Capital mood music
Edinburgh is a city of moods, and it lacks both the guile and the geography to conceal them.
Under blue skies and sun, its buildings reflect the light, and it beguiles with the distant glimpse of sparkling blue from the Forth, at the bottom of forever sloping streetscapes.
On grey days, buildings and sky merge, in walls of angry gloom, often made aggressive by a biting wind, which hurries round corners and nips at your face without so much as an excuse me.
In the rain, in the elegant streets of the New Town, street lamps are reflected on cobbles, warm light spills out of cold windowed drawing rooms, and the monochrome landscape gleams, like a reconditioned Ealing film from the 40s.
The broom, the grass, the rocks and the scrub of Arthur’s Seat all change to signal the seasons, and the castle stands impervious, occasionally donning party colours of fireworks and floodlights, like a serious grandfather persuaded to go with the moment.
So whether it’s Festival, Hogmanay, snow or sun, Edinburgh and the mood of its people is easy to sense. It haunts the streets or brightens them, holds your hand or turns away, opens it arms or hurries on by.
Today of all days, while the country votes in the Independence Referendum, it is interesting to look around the capital – not from a political point of view, but rather to try and sense that atmosphere.
The city is quiet and wears a sensible overcoat of grey in the haar. The mist is hanging round corners, attempting to seem inconspicuous. But, when you raise your eyes to the distance, you find this place, hardly sprawling at any time, has shrunk to town dimensions. The hills, the Forth, and even the tops of trees in Queen Street’s private gardens are all hiding, lost in their own thoughts. Bells are muffled, as for a funeral, and car headlights, automatically triggered by the gloom, even at midday, catch the eye unnaturally.

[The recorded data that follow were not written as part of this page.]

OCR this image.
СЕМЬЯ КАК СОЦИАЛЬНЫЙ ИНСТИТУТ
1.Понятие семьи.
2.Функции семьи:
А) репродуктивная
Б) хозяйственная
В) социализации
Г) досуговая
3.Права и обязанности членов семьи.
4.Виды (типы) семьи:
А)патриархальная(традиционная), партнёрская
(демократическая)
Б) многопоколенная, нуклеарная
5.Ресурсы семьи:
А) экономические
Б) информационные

But this is no fog; it doesn’t feel like a shroud.
The feeling is that of a muslin, translucent, swirling dress, that can’t disguise the fluid movement beneath the cloth. Up there, as high as ever, the sun seeks to break through – so some parts of the city are brighter than others, in places the mist seems lit by electric light, as if a switch had been flicked.
And Edinburgh will do this.
It betrays its mood, but you can never take it for granted. Down vennels and stairways, in lanes and mews, by gardens and yards, it delights in the unpredictable – a pot of red red geraniums, burnished ivy clinging to an iron wrought balcony, a dog in a dooorway, a rocking horse grazing behind a leaded window, a wide eyed cat on a first floor window ledge.
Today there are the signs of a political campaign. The Union flags tend to be draped from the larger New Town flats: the more expensive the address, the bigger the flag. The blues and reds and greens of the Yes Campaign are less conspicuous – neat posters in first floor windows, sometimes round car stickers almost apologetically stuck to door panels, and the show includes a fair number of home made efforts. Seen from street level, the combined effect of these banners of democracy is like a code for background, expectations and lifestyles
But these are passing symbols, there are others which take the eye and inform the brain on a long term basis. Here’s a nameplate well polished on a gloss painted door which states “Mr” and “Advocate”. In a basement ‘area’, bright red and yellow toys betray a nursery within; discreet plaques are found in the most unexpected places Chopin visited here, this was the home of Compton Mackenzie, a Polish General spent the war here, this was the birthplace of a musician, an inventor, the studio of an artist.
And beyond, where more modest houses climb the gradients to the hills around Edinburgh, and suburban bungalows jostle for position in streets too narrow for the cars that are parked, the mist is not so marked, the roofs are lower and the spaces more measured, as people walk to rows of shops or drive to retail malls, and dogs are walked on impossibly green golf courses.
North and south, in endlessly redeveloped housing developments, messages are more roughly written by people less affluent than those with polished plaques, but more visible in their neighbourhood
From the west, trams snake their smooth way from airport to city, and in the east, the curved sands of Portobello seem to point to the twin boulders of North Berwick Law and the Bass Rock.
And over it all, the air is grey, watchful and waiting. It moves to match the currents, reflects the flow of traffic, protects the city from prying eyes.
Whatever the political result, Edinburgh will remain – caught between the hills and the sea, balanced on rock and leaning on mountains, an English outpost that feels so Scottish, balancing Glasgow on the end of the central belt see-saw, drawn in on itself, but willing to welcome others, wearing its history like a mackintosh raincoat, occasionally parting to show unseasonable colours beneath.
It’s some city, and even up on Dunsapie Crag, where the first men of the Iron Age had their fort, it’s hard to classify this place. It’s old and new, and north and south. It sends bitter winds with a smile of beauty, and its grey stone glistens like diamonds in the sun.
And that haar – like its name, it comes from Scandinavia – where maybe this city would feel more comfortable, with its pantiled roofs and northern light.
But its accent marks it out as south, and it shows no signs of wanting to set sail.